93 patients with painful bone metastases underwent MRgFUS in 14 medical centers worldwide. Treated lesions had to be remote from nervous structures or joints. Effectiveness of pain palliation was evaluated with a standardized 11-point pain rating scale (0-no pain/10-worst pain) and by monitoring changes in pain-relieving medication. A reduction of 2 points or more was considered a significant response. Safety events were recorded and evaluated by severity. Results of 31 patients treated in initial safety studies were previously reported by Liberman et al (Ann Surg Oncol. 2009 Jan; 16(1):140-6).

Results

107 procedures were performed, targeting 96 lesions in 93 patients. 3 patients were treated twice targeting a different lesion; another 11 patients underwent a second treatment due to large lesions. Patients were followed-up for a period of 3 months.

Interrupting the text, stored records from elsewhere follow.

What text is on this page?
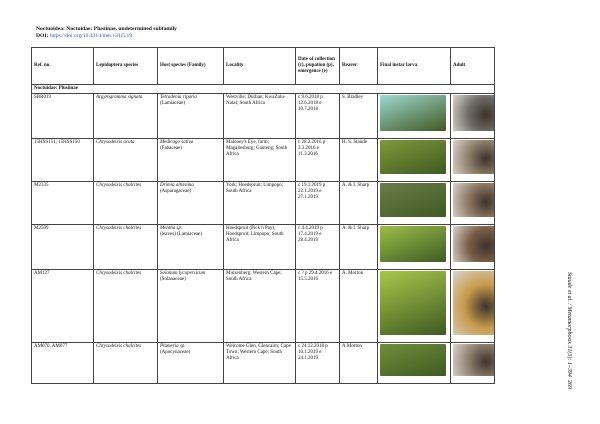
Noctuoidea: Noctuidae: Plusiinae, undetermined subfamily
DOI: https://doi.org/10.4314/met.v31i5.19
Ref. no.	Lepidoptera species	Host species (Family)	Locality	Date of collection (c), pupation (p), emergence (e)	Rearer	Final instar larva	Adult
Noctuidae: Plusiinae							
SBR019	Argyrogramma signata	Tetradenia riparia
(Lamiaceae)	Westville; Durban; KwaZulu-Natal; South Africa	c 9.6.2018 p 12.6.2018 e 10.7.2018	S. Bradley	

15HSS151, 15HSS150	Chrysodeixis acuta	Medicago sativa
(Fabaceae)	Maloney's Eye, farm; Magaliesburg; Gauteng; South Africa	c 28.2.2016 p 3.3.2016 e 11.3.2016	H. S. Staude	

M2335	Chrysodeixis chalcites	Drimia altissima
(Asparagaceae)	York; Hoedspruit; Limpopo; South Africa	c 19.1.2019 p 22.1.2019 e 27.1.2019	A. & I. Sharp	

M2509	Chrysodeixis chalcites	Mentha sp.
(leaves) (Lamiaceae)	Hoedspruit (Pick n Pay); Hoedspruit; Limpopo; South Africa	c 4.4.2019 p 17.4.2019 e 28.4.2019	A. & I. Sharp	

AM127	Chrysodeixis chalcites	Solanum lycopersicum
(Solanaceae)	Muizenberg; Western Cape; South Africa	c ? p 29.4.2016 e 15.5.2016	A. Morton	

AM070, AM077	Chrysodeixis chalcites	Plumeria sp.
(Apocynaceae)	Welcome Glen, Glencairn; Cape Town; Western Cape; South Africa	c 24.12.2018 p 10.1.2019 e 24.1.2019	A.Morton	
		Staude et al. / Metamorphosis 31(3): 1–394
269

Pain response was relatively rapid: within 3 days, on average, the clinical endpoint was met and maintained. Pain scores averaged 6.9 pre-treatment, decreased to 4.5 within 3 days post-treatment, to 3.3 at one month post-treatment, and further decreased to 2.6 at three month follow-up. There were no serious adverse events related to the treatment. 2 patients had mild skin erythema following the treatment and 5 patients (5%) had pain progression. Our updated results are similar to early reports.

Conclusions

The presented results clearly show that MRgFUS can provide a quick, effective and safe palliative therapy for patients suffering from painful bone metastases. Current results are consistent with initial reported results. Randomized trials are being conducted in patients as a first line treatment of painful bone metastases vs. radiation therapy and in patients who failed radiation therapy vs. sham.

Disclosure

L. Shay Levi: I work in InSightec as the global bone applications specialist. InSightec is the company sponsered these clinical trials.

All other authors have declared no conflicts of interest.